The other included works in this show are “Don’t worry I can fix it.” This series examines childhood literature that models what love or healthy relationships are to American school age children. However when seen through adult eyes these relationships can be interpreted as abusive, narcissistic, gaslit (gaslighting) or otherwise inappropriate. This series also ties into previous work with gold, currency, and value with the concept of kintsugi or “golden joinery”. Also known as Kintsukurio, this is a traditional Japanese art of repainting broken or damaged pottery by mending areas with gold, silver or platinum.
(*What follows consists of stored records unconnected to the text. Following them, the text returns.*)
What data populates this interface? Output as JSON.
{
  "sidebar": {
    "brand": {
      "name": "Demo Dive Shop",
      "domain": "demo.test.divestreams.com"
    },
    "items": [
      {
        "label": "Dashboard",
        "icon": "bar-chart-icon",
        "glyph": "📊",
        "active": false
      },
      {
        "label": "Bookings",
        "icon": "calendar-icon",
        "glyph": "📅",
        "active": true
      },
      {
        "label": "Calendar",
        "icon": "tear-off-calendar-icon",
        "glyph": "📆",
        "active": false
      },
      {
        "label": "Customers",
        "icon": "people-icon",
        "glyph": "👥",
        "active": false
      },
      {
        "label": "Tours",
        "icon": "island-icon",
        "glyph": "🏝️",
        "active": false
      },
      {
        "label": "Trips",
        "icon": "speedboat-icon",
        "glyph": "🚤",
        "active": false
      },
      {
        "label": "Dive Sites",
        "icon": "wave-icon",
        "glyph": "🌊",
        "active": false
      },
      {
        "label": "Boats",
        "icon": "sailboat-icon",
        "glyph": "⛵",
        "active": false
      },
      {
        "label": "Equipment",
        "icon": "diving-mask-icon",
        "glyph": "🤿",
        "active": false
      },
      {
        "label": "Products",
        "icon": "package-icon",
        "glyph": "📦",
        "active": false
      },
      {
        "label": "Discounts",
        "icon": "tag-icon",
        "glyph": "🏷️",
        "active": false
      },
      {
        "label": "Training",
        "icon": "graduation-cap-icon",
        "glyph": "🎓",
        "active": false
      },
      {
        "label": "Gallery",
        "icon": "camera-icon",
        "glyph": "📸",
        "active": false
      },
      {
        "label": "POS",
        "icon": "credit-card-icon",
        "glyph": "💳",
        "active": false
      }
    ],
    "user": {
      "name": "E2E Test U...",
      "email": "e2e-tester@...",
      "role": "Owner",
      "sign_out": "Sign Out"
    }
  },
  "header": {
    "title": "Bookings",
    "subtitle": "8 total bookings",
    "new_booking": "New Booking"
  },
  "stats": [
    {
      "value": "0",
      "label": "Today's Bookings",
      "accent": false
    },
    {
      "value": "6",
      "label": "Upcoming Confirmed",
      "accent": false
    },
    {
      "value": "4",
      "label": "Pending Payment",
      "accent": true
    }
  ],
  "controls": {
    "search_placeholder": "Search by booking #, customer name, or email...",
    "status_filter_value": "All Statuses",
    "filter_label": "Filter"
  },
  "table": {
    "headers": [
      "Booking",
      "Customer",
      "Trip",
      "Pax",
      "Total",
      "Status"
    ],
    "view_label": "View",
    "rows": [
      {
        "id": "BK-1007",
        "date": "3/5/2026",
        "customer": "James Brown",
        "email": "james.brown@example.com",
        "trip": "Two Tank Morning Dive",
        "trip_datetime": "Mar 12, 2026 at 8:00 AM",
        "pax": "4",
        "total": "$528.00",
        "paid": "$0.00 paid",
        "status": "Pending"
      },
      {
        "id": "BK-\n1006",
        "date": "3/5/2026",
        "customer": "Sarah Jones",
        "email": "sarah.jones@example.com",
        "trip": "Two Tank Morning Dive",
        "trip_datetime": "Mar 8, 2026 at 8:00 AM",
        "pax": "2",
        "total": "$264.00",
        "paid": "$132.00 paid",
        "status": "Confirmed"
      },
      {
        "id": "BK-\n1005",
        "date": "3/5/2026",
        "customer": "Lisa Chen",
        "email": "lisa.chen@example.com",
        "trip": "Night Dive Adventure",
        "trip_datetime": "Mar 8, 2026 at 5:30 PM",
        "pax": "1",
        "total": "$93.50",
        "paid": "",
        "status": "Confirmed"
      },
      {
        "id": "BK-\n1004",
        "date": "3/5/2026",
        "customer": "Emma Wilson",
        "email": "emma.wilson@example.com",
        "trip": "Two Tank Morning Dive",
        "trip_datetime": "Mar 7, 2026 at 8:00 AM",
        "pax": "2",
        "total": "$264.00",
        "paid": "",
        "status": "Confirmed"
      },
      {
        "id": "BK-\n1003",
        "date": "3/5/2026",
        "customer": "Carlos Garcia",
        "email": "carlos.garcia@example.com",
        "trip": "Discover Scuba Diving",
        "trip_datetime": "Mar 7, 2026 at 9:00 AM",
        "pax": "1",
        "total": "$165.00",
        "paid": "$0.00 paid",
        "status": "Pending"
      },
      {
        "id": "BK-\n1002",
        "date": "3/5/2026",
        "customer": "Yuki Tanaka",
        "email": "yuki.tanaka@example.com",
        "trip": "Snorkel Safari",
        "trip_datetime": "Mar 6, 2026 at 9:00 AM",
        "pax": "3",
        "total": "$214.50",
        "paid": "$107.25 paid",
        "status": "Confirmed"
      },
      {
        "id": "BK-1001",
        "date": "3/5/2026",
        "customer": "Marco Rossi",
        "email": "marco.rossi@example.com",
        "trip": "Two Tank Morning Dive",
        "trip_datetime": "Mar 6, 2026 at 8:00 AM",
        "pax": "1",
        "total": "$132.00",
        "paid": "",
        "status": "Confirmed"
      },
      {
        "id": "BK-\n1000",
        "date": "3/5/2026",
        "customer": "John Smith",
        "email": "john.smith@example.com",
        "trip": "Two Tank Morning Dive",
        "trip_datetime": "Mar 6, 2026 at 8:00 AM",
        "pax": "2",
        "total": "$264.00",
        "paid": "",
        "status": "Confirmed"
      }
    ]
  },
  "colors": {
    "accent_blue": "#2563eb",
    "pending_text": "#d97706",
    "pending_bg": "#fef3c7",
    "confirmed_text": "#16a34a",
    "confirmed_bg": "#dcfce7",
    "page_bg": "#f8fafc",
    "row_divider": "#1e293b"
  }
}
Photo credit: Kendall Wagner
Artist’s Bio - Siobhán Byrns
Siobhán Byrns is a Full Professor of Art at the University of Lynchburg and teaches in both the Art Department and the Westover Honors College.
Siobhán maintains an active artistic career and has participated in numerous one-person and group exhibitions. Her current research stems from sustainable darkroom practices and alternative process techniques that focus on current social and political pressures on women and the environment.
She has an upcoming solo show Signaling Theory opening on March 1, 2024 at Riverviews Artspace, Virginia, and a solo show at the Daura Museum of Art, Anam Cara in March of 2025. She is also currently exhibiting at Perspectives Gallery in Chicago for the exhibit LENS 2024. This spring she will also be participating in an artist residency with the Burren College of Art in Co Clare, Ireland.
Siobhán received her MFA in photography from the Art Institute of Chicago and received her BFA from the Maryland Institute College of Art, focusing both on traditional and time-based new media and photography. While a graduate student, she was formally trained as a fine art restorationist and conservator in some of the country’s most prominent museums. In 2004, while working in the Museum of The Art Institute of Chicago, she assisted in the digital restoration of Georges Seurat’s A Sunday on La Grande Jatte.